In preparation for discharge, the primary care provider will perform medication reconciliation and review all current medications with A.S. and his daughter. The nurse and pharmacist will educate A.S. on the importance of taking all medications as prescribed and completing all the antibiotics even if he feels better. Completion of the antibiotics is important to prevent recurrence of symptoms or the development of drug-resistant organisms. A.S. and his daughter should be educated on the signs and symptoms to report to his primary care provider. These include elevated temperature; chills; change in sputum color, especially if blood is noted; increase in shortness of breath; and a lack of improvement in activity tolerance and energy levels. As previously noted, most CAP symptoms should resolve in 10 days; if not, the patient should contact the primary care provider. Slowly increasing physical activity as tolerated is a key element of recovery. The respiratory therapist should reinforce with the patient the importance of using the incentive spirometer, coughing and deep breathing, and use of pursed-lip breathing.

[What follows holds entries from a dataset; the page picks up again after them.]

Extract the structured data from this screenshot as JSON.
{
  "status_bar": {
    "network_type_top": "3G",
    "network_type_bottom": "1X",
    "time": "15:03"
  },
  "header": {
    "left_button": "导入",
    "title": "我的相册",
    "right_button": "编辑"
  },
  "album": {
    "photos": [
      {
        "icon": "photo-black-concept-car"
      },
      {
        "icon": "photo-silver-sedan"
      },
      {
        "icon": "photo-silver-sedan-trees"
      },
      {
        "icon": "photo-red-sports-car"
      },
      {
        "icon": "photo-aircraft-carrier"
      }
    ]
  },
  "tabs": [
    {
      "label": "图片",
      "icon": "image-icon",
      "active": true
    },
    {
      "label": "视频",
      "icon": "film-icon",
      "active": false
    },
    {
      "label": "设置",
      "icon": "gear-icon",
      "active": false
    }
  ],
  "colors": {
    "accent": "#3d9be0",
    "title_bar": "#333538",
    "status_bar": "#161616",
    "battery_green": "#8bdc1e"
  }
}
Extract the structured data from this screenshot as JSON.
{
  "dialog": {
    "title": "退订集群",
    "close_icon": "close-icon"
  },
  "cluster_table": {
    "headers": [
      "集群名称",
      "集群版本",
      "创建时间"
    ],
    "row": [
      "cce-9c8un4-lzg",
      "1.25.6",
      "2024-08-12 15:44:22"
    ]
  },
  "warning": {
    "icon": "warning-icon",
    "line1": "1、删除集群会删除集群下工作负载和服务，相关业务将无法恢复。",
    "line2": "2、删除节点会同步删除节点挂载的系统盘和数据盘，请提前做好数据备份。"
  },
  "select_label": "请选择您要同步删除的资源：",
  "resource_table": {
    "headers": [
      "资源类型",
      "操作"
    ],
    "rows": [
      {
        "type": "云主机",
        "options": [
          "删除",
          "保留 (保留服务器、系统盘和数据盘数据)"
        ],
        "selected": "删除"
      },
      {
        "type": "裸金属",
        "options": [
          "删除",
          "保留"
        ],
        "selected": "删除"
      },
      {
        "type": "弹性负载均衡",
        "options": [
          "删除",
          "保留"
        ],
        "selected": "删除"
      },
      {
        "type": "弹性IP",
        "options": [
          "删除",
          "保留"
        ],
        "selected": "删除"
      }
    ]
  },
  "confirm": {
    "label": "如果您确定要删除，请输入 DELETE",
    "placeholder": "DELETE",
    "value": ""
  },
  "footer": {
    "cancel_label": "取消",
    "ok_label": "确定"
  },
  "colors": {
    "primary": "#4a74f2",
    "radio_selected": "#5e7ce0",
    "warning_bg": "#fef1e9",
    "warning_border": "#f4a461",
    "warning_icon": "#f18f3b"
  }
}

Patients need to be alerted to the potential secondary effects of antibiotic therapy such as oral candidiasis or diarrhea and instructed to notify the primary care provider if these develop. For people age 65 or older, the CDC recommends annual influenza vaccination and an initial 23-valent pneumococcal polysaccharide vaccine (PPSV23), to be repeated five years later.24 Evidence indicates that use of the 13-valent pneumococcal conjugate vaccine (PCV13) in children has increased herd immunity and reduced rates of pneumonia in adults.3 In 2019, the CDC issued an updated recommendation that deemphasized the use of PCV13 in adults age 65 or older.25
When A.S. returns home, he should be encouraged by his daughter and home health aide to eat nutritious food and maintain adequate fluid intake. Oral care should be encouraged to prevent dental plaque buildup and to monitor for oral candidiasis. Oral hygiene is important, as dental plaque can initiate the development of dental caries and periodontal disease; dental bacteria can also relocate to the respiratory system and lead to the development of pneumonia.26 A.S. will need to take frequent rest breaks to conserve energy and decrease the incidence of fatigue. He should be encouraged to avoid crowds and people who have a respiratory illness to prevent a relapse. He should also be encouraged to obtain the PPSV23 as directed by his primary care provider and an annual influenza vaccine. Smoking cessation should also be encouraged. Continued smoking increases risk of CAP and progression of COPD. Hand hygiene should be frequently performed to assist in breaking the chain of transmission of bacteria and viruses.
CONCLUSION
Prevention of pneumonia rests on three pillars: annual influenza vaccination for all patients, pneumococcal vaccination for at-risk patients, and smoking cessation for patients who smoke.4 This approach to prevention illustrates the need for a robust public health and primary care effort. Immunizations and smoking cessation are primary and secondary prevention measures, respectively, that should be initiated in annual outpatient well visits long before illness occurs. Furthermore, like education on handwashing and infection control, immunizations and smoking cessation are interventions nurses are especially qualified to promote and perform.